The AP₃D between LabelAny3D pseudo-annotations and manually refined labels is 64.17, indicating that most annotations require only minimal human correction.

Highlights & Insights¶

Analysis-by-synthesis paradigm: rather than directly predicting 3D boxes, the pipeline first reconstructs the 3D scene and then extracts annotations, achieving far higher precision than direct regression approaches.
Foundation model orchestration: SAM, MoGe, Depth Pro, TRELLIS, and MASt3R are composed into a unified pipeline, leveraging the complementary strengths of each model.
COCO3D benchmark fills a critical gap: the first 3D detection benchmark covering 80 categories of everyday in-the-wild objects, advancing the evaluation of open-vocabulary 3D detection.
Practical utility: the generated pseudo-annotations can be directly used to train detectors with significant performance gains.

Limitations & Future Work¶

Foundation models still fail under severe occlusion, textureless surfaces, or extremely small objects.
TRELLIS may produce meshes with depth ambiguity along the viewing direction, causing misalignment with RGBD point clouds.
Not all objects are exhaustively annotated (severely occluded or truncated instances are excluded), making the pipeline unsuitable for evaluating end-to-end detectors.
All fine-tuned models exhibit performance degradation on Omni3D base categories (catastrophic forgetting).
Metric depth still relies on model predictions (rather than ground truth), which may introduce systematic bias.

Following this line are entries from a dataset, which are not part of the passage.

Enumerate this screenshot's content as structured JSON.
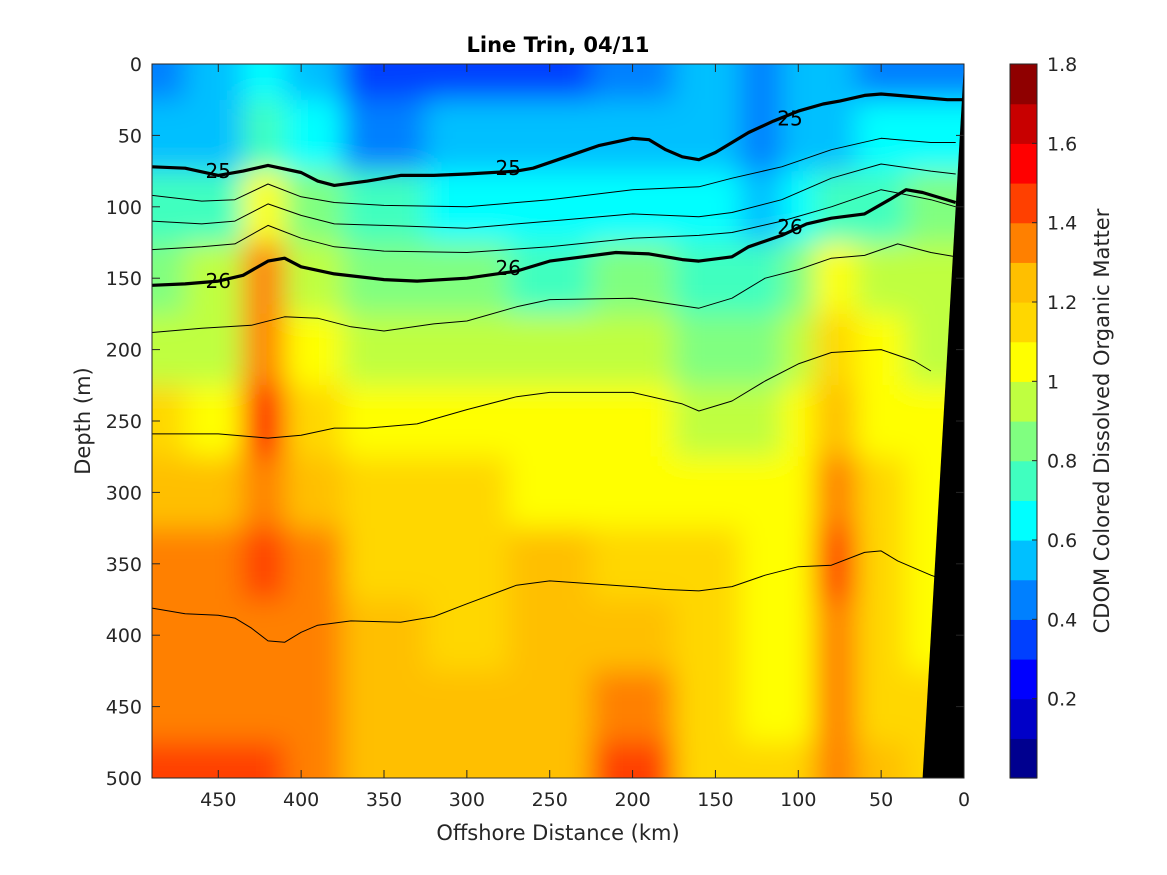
{
  "chart_data": {
    "type": "heatmap",
    "title": "Line Trin, 04/11",
    "xlabel": "Offshore Distance (km)",
    "ylabel": "Depth (m)",
    "colorbar_label": "CDOM Colored Dissolved Organic Matter",
    "xlim": [
      490,
      0
    ],
    "ylim": [
      500,
      0
    ],
    "x_reversed": true,
    "y_reversed": true,
    "x_ticks": [
      "450",
      "400",
      "350",
      "300",
      "250",
      "200",
      "150",
      "100",
      "50",
      "0"
    ],
    "y_ticks": [
      "0",
      "50",
      "100",
      "150",
      "200",
      "250",
      "300",
      "350",
      "400",
      "450",
      "500"
    ],
    "colorbar": {
      "range": [
        0,
        1.8
      ],
      "ticks": [
        "0.2",
        "0.4",
        "0.6",
        "0.8",
        "1",
        "1.2",
        "1.4",
        "1.6",
        "1.8"
      ],
      "levels": [
        0,
        0.1,
        0.2,
        0.3,
        0.4,
        0.5,
        0.6,
        0.7,
        0.8,
        0.9,
        1.0,
        1.1,
        1.2,
        1.3,
        1.4,
        1.5,
        1.6,
        1.7,
        1.8
      ],
      "colormap": "jet",
      "colors": [
        "#00008f",
        "#0000c8",
        "#0000ff",
        "#0040ff",
        "#0080ff",
        "#00c0ff",
        "#00ffff",
        "#40ffbf",
        "#80ff80",
        "#bfff40",
        "#ffff00",
        "#ffd700",
        "#ffbf00",
        "#ff8000",
        "#ff4000",
        "#ff0000",
        "#c80000",
        "#8f0000"
      ]
    },
    "cdom_field_estimate": {
      "note": "Values estimated from colour; rows = depths, columns = offshore distances",
      "distance_km": [
        490,
        450,
        420,
        400,
        350,
        300,
        250,
        200,
        150,
        120,
        100,
        80,
        50,
        20
      ],
      "depth_m": [
        0,
        50,
        100,
        150,
        200,
        250,
        300,
        350,
        400,
        450,
        500
      ],
      "values": [
        [
          0.48,
          0.5,
          0.62,
          0.55,
          0.35,
          0.35,
          0.38,
          0.42,
          0.5,
          0.45,
          0.5,
          0.52,
          0.45,
          0.4
        ],
        [
          0.55,
          0.55,
          0.7,
          0.6,
          0.48,
          0.5,
          0.5,
          0.55,
          0.55,
          0.45,
          0.52,
          0.55,
          0.6,
          0.65
        ],
        [
          0.72,
          0.72,
          1.05,
          0.8,
          0.7,
          0.65,
          0.62,
          0.62,
          0.6,
          0.55,
          0.65,
          0.72,
          0.78,
          0.8
        ],
        [
          0.88,
          0.9,
          1.3,
          0.95,
          0.85,
          0.8,
          0.78,
          0.8,
          0.78,
          0.75,
          0.85,
          1.0,
          0.92,
          0.9
        ],
        [
          0.95,
          0.95,
          1.35,
          1.05,
          0.95,
          0.92,
          0.9,
          0.9,
          0.88,
          0.88,
          0.95,
          1.15,
          1.0,
          0.98
        ],
        [
          1.1,
          1.05,
          1.55,
          1.15,
          1.05,
          1.0,
          1.0,
          1.0,
          0.98,
          0.95,
          1.0,
          1.25,
          1.05,
          1.02
        ],
        [
          1.22,
          1.2,
          1.3,
          1.22,
          1.12,
          1.1,
          1.08,
          1.05,
          1.05,
          1.0,
          1.05,
          1.3,
          1.1,
          1.05
        ],
        [
          1.3,
          1.35,
          1.45,
          1.3,
          1.18,
          1.15,
          1.2,
          1.15,
          1.1,
          1.05,
          1.05,
          1.4,
          1.15,
          1.05
        ],
        [
          1.3,
          1.3,
          1.35,
          1.3,
          1.22,
          1.18,
          1.22,
          1.25,
          1.12,
          1.05,
          1.05,
          1.35,
          1.15,
          1.05
        ],
        [
          1.35,
          1.38,
          1.35,
          1.3,
          1.25,
          1.22,
          1.25,
          1.32,
          1.12,
          1.08,
          1.08,
          1.3,
          1.18,
          1.1
        ],
        [
          1.42,
          1.45,
          1.4,
          1.35,
          1.28,
          1.25,
          1.28,
          1.45,
          1.15,
          1.1,
          1.12,
          1.35,
          1.2,
          1.15
        ]
      ]
    },
    "density_contours": [
      {
        "level": "25",
        "bold": true,
        "points": [
          [
            490,
            72
          ],
          [
            470,
            73
          ],
          [
            450,
            78
          ],
          [
            435,
            75
          ],
          [
            420,
            71
          ],
          [
            400,
            76
          ],
          [
            390,
            82
          ],
          [
            380,
            85
          ],
          [
            360,
            82
          ],
          [
            340,
            78
          ],
          [
            320,
            78
          ],
          [
            300,
            77
          ],
          [
            270,
            75
          ],
          [
            260,
            73
          ],
          [
            240,
            65
          ],
          [
            220,
            57
          ],
          [
            200,
            52
          ],
          [
            190,
            53
          ],
          [
            180,
            60
          ],
          [
            170,
            65
          ],
          [
            160,
            67
          ],
          [
            150,
            62
          ],
          [
            140,
            55
          ],
          [
            130,
            48
          ],
          [
            115,
            40
          ],
          [
            100,
            33
          ],
          [
            85,
            28
          ],
          [
            75,
            26
          ],
          [
            60,
            22
          ],
          [
            50,
            21
          ],
          [
            40,
            22
          ],
          [
            10,
            25
          ],
          [
            0,
            25
          ]
        ]
      },
      {
        "level": "26",
        "bold": true,
        "points": [
          [
            490,
            155
          ],
          [
            470,
            154
          ],
          [
            450,
            152
          ],
          [
            435,
            148
          ],
          [
            420,
            138
          ],
          [
            410,
            136
          ],
          [
            400,
            142
          ],
          [
            380,
            147
          ],
          [
            350,
            151
          ],
          [
            330,
            152
          ],
          [
            300,
            150
          ],
          [
            270,
            145
          ],
          [
            250,
            138
          ],
          [
            230,
            135
          ],
          [
            210,
            132
          ],
          [
            190,
            133
          ],
          [
            170,
            137
          ],
          [
            160,
            138
          ],
          [
            140,
            135
          ],
          [
            130,
            128
          ],
          [
            110,
            120
          ],
          [
            95,
            112
          ],
          [
            80,
            108
          ],
          [
            60,
            105
          ],
          [
            45,
            95
          ],
          [
            35,
            88
          ],
          [
            25,
            90
          ],
          [
            5,
            97
          ]
        ]
      },
      {
        "level": "",
        "bold": false,
        "points": [
          [
            490,
            92
          ],
          [
            460,
            96
          ],
          [
            440,
            95
          ],
          [
            420,
            84
          ],
          [
            400,
            93
          ],
          [
            380,
            97
          ],
          [
            350,
            99
          ],
          [
            300,
            100
          ],
          [
            250,
            95
          ],
          [
            200,
            88
          ],
          [
            160,
            86
          ],
          [
            140,
            80
          ],
          [
            110,
            72
          ],
          [
            80,
            60
          ],
          [
            50,
            52
          ],
          [
            20,
            55
          ],
          [
            5,
            55
          ]
        ]
      },
      {
        "level": "",
        "bold": false,
        "points": [
          [
            490,
            110
          ],
          [
            460,
            112
          ],
          [
            440,
            110
          ],
          [
            420,
            98
          ],
          [
            400,
            106
          ],
          [
            380,
            112
          ],
          [
            350,
            113
          ],
          [
            300,
            115
          ],
          [
            250,
            110
          ],
          [
            200,
            105
          ],
          [
            160,
            107
          ],
          [
            140,
            104
          ],
          [
            110,
            95
          ],
          [
            80,
            80
          ],
          [
            50,
            70
          ],
          [
            20,
            75
          ],
          [
            5,
            77
          ]
        ]
      },
      {
        "level": "",
        "bold": false,
        "points": [
          [
            490,
            130
          ],
          [
            460,
            128
          ],
          [
            440,
            126
          ],
          [
            420,
            113
          ],
          [
            400,
            122
          ],
          [
            380,
            128
          ],
          [
            350,
            131
          ],
          [
            300,
            132
          ],
          [
            250,
            128
          ],
          [
            200,
            122
          ],
          [
            160,
            120
          ],
          [
            140,
            118
          ],
          [
            110,
            110
          ],
          [
            80,
            100
          ],
          [
            50,
            88
          ],
          [
            20,
            95
          ],
          [
            5,
            100
          ]
        ]
      },
      {
        "level": "",
        "bold": false,
        "points": [
          [
            490,
            188
          ],
          [
            460,
            185
          ],
          [
            430,
            183
          ],
          [
            410,
            177
          ],
          [
            390,
            178
          ],
          [
            370,
            184
          ],
          [
            350,
            187
          ],
          [
            320,
            182
          ],
          [
            300,
            180
          ],
          [
            270,
            170
          ],
          [
            250,
            165
          ],
          [
            200,
            164
          ],
          [
            160,
            171
          ],
          [
            140,
            164
          ],
          [
            120,
            150
          ],
          [
            100,
            144
          ],
          [
            80,
            136
          ],
          [
            60,
            134
          ],
          [
            40,
            126
          ],
          [
            20,
            132
          ],
          [
            5,
            135
          ]
        ]
      },
      {
        "level": "",
        "bold": false,
        "points": [
          [
            490,
            259
          ],
          [
            450,
            259
          ],
          [
            420,
            262
          ],
          [
            400,
            260
          ],
          [
            380,
            255
          ],
          [
            360,
            255
          ],
          [
            330,
            252
          ],
          [
            300,
            242
          ],
          [
            270,
            233
          ],
          [
            250,
            230
          ],
          [
            200,
            230
          ],
          [
            170,
            238
          ],
          [
            160,
            243
          ],
          [
            140,
            236
          ],
          [
            120,
            222
          ],
          [
            100,
            210
          ],
          [
            80,
            202
          ],
          [
            50,
            200
          ],
          [
            30,
            208
          ],
          [
            20,
            215
          ]
        ]
      },
      {
        "level": "",
        "bold": false,
        "points": [
          [
            490,
            381
          ],
          [
            470,
            385
          ],
          [
            450,
            386
          ],
          [
            440,
            388
          ],
          [
            430,
            395
          ],
          [
            420,
            404
          ],
          [
            410,
            405
          ],
          [
            400,
            398
          ],
          [
            390,
            393
          ],
          [
            370,
            390
          ],
          [
            340,
            391
          ],
          [
            320,
            387
          ],
          [
            300,
            378
          ],
          [
            270,
            365
          ],
          [
            250,
            362
          ],
          [
            200,
            366
          ],
          [
            180,
            368
          ],
          [
            160,
            369
          ],
          [
            140,
            366
          ],
          [
            120,
            358
          ],
          [
            100,
            352
          ],
          [
            80,
            351
          ],
          [
            60,
            342
          ],
          [
            50,
            341
          ],
          [
            40,
            348
          ],
          [
            20,
            358
          ],
          [
            15,
            360
          ]
        ]
      }
    ],
    "contour_labels": [
      {
        "text": "25",
        "x": 450,
        "y": 75
      },
      {
        "text": "25",
        "x": 275,
        "y": 73
      },
      {
        "text": "25",
        "x": 105,
        "y": 38
      },
      {
        "text": "26",
        "x": 450,
        "y": 152
      },
      {
        "text": "26",
        "x": 275,
        "y": 143
      },
      {
        "text": "26",
        "x": 105,
        "y": 114
      }
    ],
    "topography": {
      "color": "#000000",
      "polygon": [
        [
          25,
          500
        ],
        [
          0,
          0
        ],
        [
          0,
          500
        ]
      ]
    }
  }
}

Automatic 3D annotation: OVM3D-Det employs LLM size priors, whereas LabelAny3D uses 3D reconstruction, yielding greater robustness to intra-class variation.
Model-in-the-loop annotation: conceptually related to Stereo4D and Cap3D, but LabelAny3D focuses specifically on monocular 3D bounding box annotation.
Open-vocabulary 3D detection: OVMono3D, DetAny3D, and similar methods are limited by training data diversity; LabelAny3D addresses this from the data perspective.
Insight: compositional orchestration of foundation models is a viable path for scaling annotation, and the approach can be extended to tasks such as 6D pose estimation and scene completion.

Rating¶

Novelty: ⭐⭐⭐⭐ — Analysis-by-synthesis paradigm with multi-foundation-model pipeline; the approach is conceptually clear and effective.
Experimental Thoroughness: ⭐⭐⭐⭐ — COCO3D benchmark, annotation quality evaluation, downstream detection experiments, and comprehensive ablation studies.
Writing Quality: ⭐⭐⭐⭐ — Well-structured presentation with detailed pipeline description.
Value: ⭐⭐⭐⭐⭐ — Fills a critical gap in in-the-wild 3D annotation and evaluation; highly practical.